Daher muss das Vorgehen Ruandas und der M23 als Zusammenspiel der genannten Faktoren verstanden werden. Viele Medien betonen, dass der Krieg vor allem um den Zugang zu Bodenschätzen geführt wird. Tatsächlich spielt dies eine zentrale Rolle: So besetzte die M23 die Rubaya-Mine, die etwa 20 Prozent des weltweiten Coltans liefert. Laut UN-Berichten exportiert die M23 monatlich rund 120 Tonnen Coltan aus dieser Mine nach Ruanda. Allerdings sollte diese Zahl relativiert werden: Erst im April 2024 konnte die M23 die Mine unter ihre Kontrolle bringen – also zweieinhalb Jahre nach ihrem Wiederaufstieg.

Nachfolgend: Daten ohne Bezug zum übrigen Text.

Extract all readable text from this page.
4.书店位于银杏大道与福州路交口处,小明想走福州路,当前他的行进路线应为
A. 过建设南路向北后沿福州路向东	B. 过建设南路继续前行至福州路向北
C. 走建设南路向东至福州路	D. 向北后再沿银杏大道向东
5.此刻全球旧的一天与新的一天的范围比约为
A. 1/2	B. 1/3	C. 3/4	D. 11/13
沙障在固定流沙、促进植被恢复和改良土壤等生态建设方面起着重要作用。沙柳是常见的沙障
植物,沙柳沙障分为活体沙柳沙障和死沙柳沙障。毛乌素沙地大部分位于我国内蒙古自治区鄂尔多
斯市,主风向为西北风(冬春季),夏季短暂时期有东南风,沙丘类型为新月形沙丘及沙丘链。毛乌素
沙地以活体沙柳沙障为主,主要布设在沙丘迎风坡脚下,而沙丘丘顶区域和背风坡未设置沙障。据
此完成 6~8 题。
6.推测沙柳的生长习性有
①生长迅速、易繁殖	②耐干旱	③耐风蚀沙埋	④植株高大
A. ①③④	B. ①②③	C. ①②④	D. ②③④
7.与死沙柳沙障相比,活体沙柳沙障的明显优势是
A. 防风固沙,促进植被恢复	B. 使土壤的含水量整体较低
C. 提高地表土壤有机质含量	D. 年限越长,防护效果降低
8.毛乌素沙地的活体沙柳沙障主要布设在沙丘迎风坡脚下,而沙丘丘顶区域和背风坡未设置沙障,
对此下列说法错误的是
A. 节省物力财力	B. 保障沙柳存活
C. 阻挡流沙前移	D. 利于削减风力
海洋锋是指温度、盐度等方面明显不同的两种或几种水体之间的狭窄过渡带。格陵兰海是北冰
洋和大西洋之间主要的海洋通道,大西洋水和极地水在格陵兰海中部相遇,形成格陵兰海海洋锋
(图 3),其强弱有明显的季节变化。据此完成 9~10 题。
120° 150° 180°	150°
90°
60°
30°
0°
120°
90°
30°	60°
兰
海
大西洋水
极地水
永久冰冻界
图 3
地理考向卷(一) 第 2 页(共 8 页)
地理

Der wirtschaftliche Aspekt ist untrennbar mit Ruandas politischen, historischen und sicherheitspolitischen Interessen verknüpft. Politisch inszeniert sich die M23 als „wohlmeinende“ Rebellenregierung. Sie will beweisen, dass sie den Osten besser und effizienter verwalten kann als Kinshasa. Ein zentraler Bestandteil dieser Strategie ist eine massive Online-Kampagne. Damit soll einflussreichen Kigali-nahen Persönlichkeiten demonstriert werden, dass die M23 Goma und den Osten der DR Kongo „befreit“ habe und „gute Arbeit“ leiste. Die massiven Vertreibungen und die Gewalt der M23 gegen Zivilisten werden dabei bewusst verschwiegen. In der ersten Hälfte des Jahres 2024 vertrieb die M23 schätzungsweise zwei Millionen Menschen. Seit Jahresbeginn sind weitere 700 000 Menschen auf der Flucht. Zudem gibt es Berichte über Massenhinrichtungen, Entführungen, Zwangsrekrutierungen – auch von Kindern – und Zwangsarbeit durch die M23.

All dies deutet darauf hin, dass Ruanda langfristig in den Kivu-Provinzen präsent bleiben wird. Ruanda hat mehr Truppen entsandt und ein größeres Gebiet besetzt als in den Jahren 2012/2013. Der zeitliche Zusammenhang mit Gaza und dem Ukraine-Krieg ist kein Zufall – die internationale Reaktion auf Invasionen und Annexionen hat sich verändert. Abgesehen von einigen verurteilenden Stellungnahmen – zuletzt vom Europäischen Parlament – gibt es nur wenige internationale Konsequenzen. Deutschland hat Gespräche über Hilfen ausgesetzt, Großbritannien droht mit der Kürzung von Hilfsgeldern. Sonst bleibt die internationale Reaktion aus – Ruanda und die M23 setzen daher ungehindert ihren Plan einer eigenen „Einflusssphäre“ um. Ihre Offensive resultiert nicht aus einer akuten Bedrohung, sondern aus strategischen Eigeninteressen. Dies hat jedoch einen hohen menschlichen Preis und verschärft die humanitäre Krise in der Region.